Né le 14 novembre 1922 à Domfront (Orne), fusillé le 27 avril 1944 à la carrière des Aulnaies, à Saint-Germain-du-Corbéis (Orne) ; serrurier ; résistant au sein des FTPF.

Bernard Montigny
Bernard Montigny
Musée de la résistance nationale. Fichier de l’Association des familles de fusillés.

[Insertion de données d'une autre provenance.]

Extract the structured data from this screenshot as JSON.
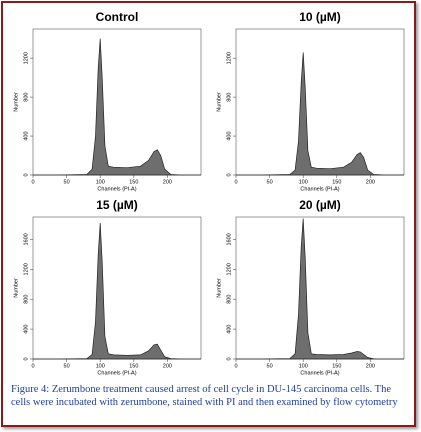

Bernard Montigny vivait au Châtellier (Orne). Lorsque le Service du travail obligatoire (STO) fut institué, il refusa de s’y soumettre et se cacha sur le chantier forestier du moulin de Vrigny exploité par la famille Gagnaire. Avec d’autres réfractaires au STO il décida de rejoindre le groupe de résistants mis en place par les deux frères Gagnaire en 1943 et rattaché, en premier lieu, au mouvement Vengeance, puis aux Francs-tireurs et partisans (FTP) en février 1944. En prévision du passage à la lutte armée du groupe, un dépôt d’armes fut constitué et camouflé. Bernard Montigny participa notamment au transport et à la distribution de tracts dans la région de Flers, à la destruction de la ligne haute tension sur la route de Flers à Domfront et à plusieurs transports d’armes. Le 17 février 1944 le groupe participa à une tentative d’assassinat sur la personne d’un collaborateur du département qui entraîna, par ricochet, le démantèlement du groupe.
Le 4 mars, Henri Gagnaire et Bernard Montigny furent arrêtés par hasard, alors qu’ils étaient à vélo (à l’occasion d’un repérage sur une ligne haute tension), par un inspecteur de police, par ailleurs chargé de l’enquête sur la tentative d’assassinat, trouvant leur allure louche. Il les arrêta et les conduisit pour vérifications à la brigade de gendarmerie de Rânes.
Alors qu’ils se rendaient aux domiciles des suspects, les policiers tombèrent sur deux membres du groupe dont André Suriray qui prirent la fuite à leur vue. Ils furent arrêtés. Dans la journée le moulin de Vrigny fut investi par les forces de l’ordre et plusieurs personnes, parmi lesquelles Marcel Lemoulan, furent arrêtées. Prévenus par les gendarmes de Mortrée certains membres du groupe parvinrent à s’enfuir. Malgré tout, Robert Gagnaire et Jacques Louvel furent arrêtés les armes à la main plus tard dans la nuit du 4 au 5 mars.
Amenés à Argentan pour y être interrogés, les résistants furent transférés sous autorité allemande à Alençon le 6 mars. Ils furent traduits devant le tribunal de la Feldkommandantur 916 d’Alençon le 21 avril 1944 et condamnés à la peine capitale.
Le 27 avril 1944, Henri Gagnaire, Robert Gagnaire, Marcel Lemoulan, André Suriray, Bernard Montigny et Jacques Louvel furent fusillés à la carrière des Aulnaies à Saint-Germain-du-Corbéis.

Pour citer cet article :
http://maitron-en-ligne.univ-paris1.fr/spip.php?article169846, notice MONTIGNY Bernard par Thomas Pouty, version mise en ligne le 14 janvier 2015, dernière modification le 24 janvier 2019.

Par Thomas Pouty

Bernard Montigny
Bernard Montigny
Musée de la résistance nationale. Fichier de l’Association des familles de fusillés.

SOURCES : DAVCC, Caen, Liste S 1744, dossier statut, dossier « Mort pour la France ». – « La Résistance dans l’Orne », CDrom AERI. – Arch. Dép. Orne. – Thomas Pouty, La répression franco-allemande dans le département de l’Orne, 1940-1944, Université de Caen, 2001.